To properly measure what we are trying to measure, we need to ensure a side effect. An easy way to do this, for instance, is print our accumulator outside of the measurement loop:
1@Test
2fun square() {
3 var result = 0f
4 benchmarkRule.measureRepeated {
5 for (f in data) {
6 result += f * f
7 }
8 }
9 println(result)
10}
The trick with injecting side effects is to find a way to do so without affecting the benchmark
itself, at least not too much. For instance it would be a bad idea to accumulate the results in a
mutableListOf<Float>()
which would cause boxing and trigger garbage collection.

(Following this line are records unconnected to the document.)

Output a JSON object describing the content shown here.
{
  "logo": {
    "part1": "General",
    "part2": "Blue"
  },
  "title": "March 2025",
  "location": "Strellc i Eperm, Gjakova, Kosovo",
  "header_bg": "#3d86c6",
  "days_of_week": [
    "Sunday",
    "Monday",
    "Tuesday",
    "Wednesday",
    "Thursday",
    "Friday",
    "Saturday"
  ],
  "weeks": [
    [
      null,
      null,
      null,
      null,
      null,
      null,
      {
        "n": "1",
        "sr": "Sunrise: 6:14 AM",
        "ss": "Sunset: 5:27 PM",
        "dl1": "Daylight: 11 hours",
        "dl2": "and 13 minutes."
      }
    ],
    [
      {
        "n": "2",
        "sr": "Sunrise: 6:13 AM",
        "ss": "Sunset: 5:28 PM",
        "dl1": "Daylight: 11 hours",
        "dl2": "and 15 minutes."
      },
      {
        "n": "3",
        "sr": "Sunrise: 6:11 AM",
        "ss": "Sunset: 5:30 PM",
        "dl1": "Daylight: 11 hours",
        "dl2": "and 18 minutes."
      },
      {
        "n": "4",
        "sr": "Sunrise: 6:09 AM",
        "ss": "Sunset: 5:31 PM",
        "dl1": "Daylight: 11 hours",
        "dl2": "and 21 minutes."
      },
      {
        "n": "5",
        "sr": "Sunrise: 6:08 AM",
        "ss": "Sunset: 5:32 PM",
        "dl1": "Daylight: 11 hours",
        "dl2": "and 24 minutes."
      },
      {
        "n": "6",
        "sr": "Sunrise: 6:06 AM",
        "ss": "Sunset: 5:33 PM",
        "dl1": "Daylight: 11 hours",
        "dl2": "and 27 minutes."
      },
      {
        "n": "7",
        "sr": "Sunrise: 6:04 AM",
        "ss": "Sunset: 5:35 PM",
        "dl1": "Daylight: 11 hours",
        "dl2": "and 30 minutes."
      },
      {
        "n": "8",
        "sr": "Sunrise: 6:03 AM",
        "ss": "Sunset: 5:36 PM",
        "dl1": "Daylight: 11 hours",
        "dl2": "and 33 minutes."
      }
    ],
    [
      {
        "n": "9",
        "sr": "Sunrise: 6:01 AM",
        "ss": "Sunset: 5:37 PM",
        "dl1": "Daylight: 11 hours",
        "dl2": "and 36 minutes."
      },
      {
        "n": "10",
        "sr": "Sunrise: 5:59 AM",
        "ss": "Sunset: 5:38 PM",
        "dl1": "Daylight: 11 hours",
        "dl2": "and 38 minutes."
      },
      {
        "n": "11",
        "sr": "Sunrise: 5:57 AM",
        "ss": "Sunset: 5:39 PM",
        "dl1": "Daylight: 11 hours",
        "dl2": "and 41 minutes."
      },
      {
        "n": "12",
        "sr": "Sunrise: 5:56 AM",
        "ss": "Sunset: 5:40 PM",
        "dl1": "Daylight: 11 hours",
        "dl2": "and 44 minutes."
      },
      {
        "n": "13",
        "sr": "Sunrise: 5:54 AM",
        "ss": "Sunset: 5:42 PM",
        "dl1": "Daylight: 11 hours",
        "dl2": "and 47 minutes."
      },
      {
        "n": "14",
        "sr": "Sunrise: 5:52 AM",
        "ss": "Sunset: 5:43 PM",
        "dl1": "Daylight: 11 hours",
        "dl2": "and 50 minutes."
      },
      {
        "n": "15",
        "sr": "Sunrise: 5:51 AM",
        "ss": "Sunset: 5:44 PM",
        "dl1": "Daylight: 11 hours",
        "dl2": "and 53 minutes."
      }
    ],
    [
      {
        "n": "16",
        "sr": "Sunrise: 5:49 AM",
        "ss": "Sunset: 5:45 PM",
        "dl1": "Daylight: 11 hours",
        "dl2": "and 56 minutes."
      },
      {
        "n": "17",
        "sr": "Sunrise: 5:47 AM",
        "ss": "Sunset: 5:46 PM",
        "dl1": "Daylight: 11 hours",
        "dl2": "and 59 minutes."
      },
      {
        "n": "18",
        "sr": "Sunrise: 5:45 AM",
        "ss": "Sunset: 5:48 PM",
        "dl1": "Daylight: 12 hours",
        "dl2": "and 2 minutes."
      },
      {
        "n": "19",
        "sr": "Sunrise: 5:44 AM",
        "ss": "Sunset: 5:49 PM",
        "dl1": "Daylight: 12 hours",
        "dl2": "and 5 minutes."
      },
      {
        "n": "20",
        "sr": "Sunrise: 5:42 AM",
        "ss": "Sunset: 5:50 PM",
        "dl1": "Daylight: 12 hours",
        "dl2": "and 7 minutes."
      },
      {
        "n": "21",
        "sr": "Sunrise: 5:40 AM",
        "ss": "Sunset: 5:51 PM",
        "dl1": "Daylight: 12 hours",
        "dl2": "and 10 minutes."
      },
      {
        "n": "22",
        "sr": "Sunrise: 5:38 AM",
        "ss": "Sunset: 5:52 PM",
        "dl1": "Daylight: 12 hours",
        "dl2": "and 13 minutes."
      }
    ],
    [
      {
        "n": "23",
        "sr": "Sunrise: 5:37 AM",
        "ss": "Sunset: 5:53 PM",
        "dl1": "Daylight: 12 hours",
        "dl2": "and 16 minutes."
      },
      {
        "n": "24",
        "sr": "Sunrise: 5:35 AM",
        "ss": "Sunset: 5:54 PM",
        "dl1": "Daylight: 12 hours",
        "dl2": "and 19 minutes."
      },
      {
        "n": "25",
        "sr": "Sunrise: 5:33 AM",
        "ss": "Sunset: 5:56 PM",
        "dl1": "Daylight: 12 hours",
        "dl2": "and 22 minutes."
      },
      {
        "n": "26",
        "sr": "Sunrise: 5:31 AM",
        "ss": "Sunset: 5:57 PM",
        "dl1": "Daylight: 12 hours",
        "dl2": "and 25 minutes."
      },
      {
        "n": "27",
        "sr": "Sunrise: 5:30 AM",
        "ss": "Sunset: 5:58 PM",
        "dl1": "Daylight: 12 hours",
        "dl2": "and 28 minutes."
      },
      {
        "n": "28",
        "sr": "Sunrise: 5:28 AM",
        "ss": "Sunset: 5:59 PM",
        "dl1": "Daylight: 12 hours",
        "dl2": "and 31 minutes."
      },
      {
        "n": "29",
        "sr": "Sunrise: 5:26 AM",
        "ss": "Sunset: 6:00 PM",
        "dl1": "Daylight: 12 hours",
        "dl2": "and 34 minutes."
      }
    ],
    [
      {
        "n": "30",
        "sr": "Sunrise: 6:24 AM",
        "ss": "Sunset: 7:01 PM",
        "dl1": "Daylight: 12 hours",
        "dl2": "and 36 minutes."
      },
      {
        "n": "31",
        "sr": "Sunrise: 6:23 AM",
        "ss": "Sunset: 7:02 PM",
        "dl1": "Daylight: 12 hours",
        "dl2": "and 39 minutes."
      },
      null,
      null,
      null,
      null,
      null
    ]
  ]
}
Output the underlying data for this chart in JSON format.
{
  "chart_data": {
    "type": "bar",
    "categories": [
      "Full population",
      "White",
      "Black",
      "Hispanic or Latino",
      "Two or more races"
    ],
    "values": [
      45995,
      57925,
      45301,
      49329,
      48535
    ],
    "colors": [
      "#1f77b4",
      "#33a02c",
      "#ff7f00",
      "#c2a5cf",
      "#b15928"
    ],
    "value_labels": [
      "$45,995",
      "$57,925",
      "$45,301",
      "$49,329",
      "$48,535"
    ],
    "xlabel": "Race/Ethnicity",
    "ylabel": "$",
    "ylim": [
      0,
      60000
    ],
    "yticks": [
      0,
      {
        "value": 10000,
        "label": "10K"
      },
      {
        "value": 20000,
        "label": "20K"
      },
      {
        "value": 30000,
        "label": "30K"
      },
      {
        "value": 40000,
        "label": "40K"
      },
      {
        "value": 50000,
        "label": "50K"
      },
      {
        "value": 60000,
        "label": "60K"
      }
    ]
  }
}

Thankfully, as of version 1.3.0 of the microbenchmark library, you can use the BlackHole
API:
1@Test
2fun square() {
3 benchmarkRule.measureRepeated {
4 for (f in data) {
5 BlackHole.consume(f * f)
6 }
7 }
8}
The consume()
function is an implementation invisible to ART which forces it to preserve the
original code since it cannot assume there are no side effects. That function is implemented as a
@CriticalNative
JNI call that doesn’t do anything, so it’s really fast and safe to use in most
(all?) cases.
Our benchmark can now finally reveal the truth:
// println()
11,755 ns 0 allocs Trace MathBenchmark.square
100,771 ns 0 allocs Trace MathBenchmark.pow2
// BlackHole
12,215 ns 0 allocs Trace MathBenchmark.square
102,351 ns 0 allocs Trace MathBenchmark.pow2
Using pow(2f)
is ~9x slower than a simple multiplication (and I wish R8 or ART would turn calls
to pow(2f)
and pow(3f)
into multiplications).
Even with this simple example we saw that it can be tricky to truly measure what we think we are measuring. This problem can become a lot more complex if you need to take into account memory access patterns, branch predictions, etc.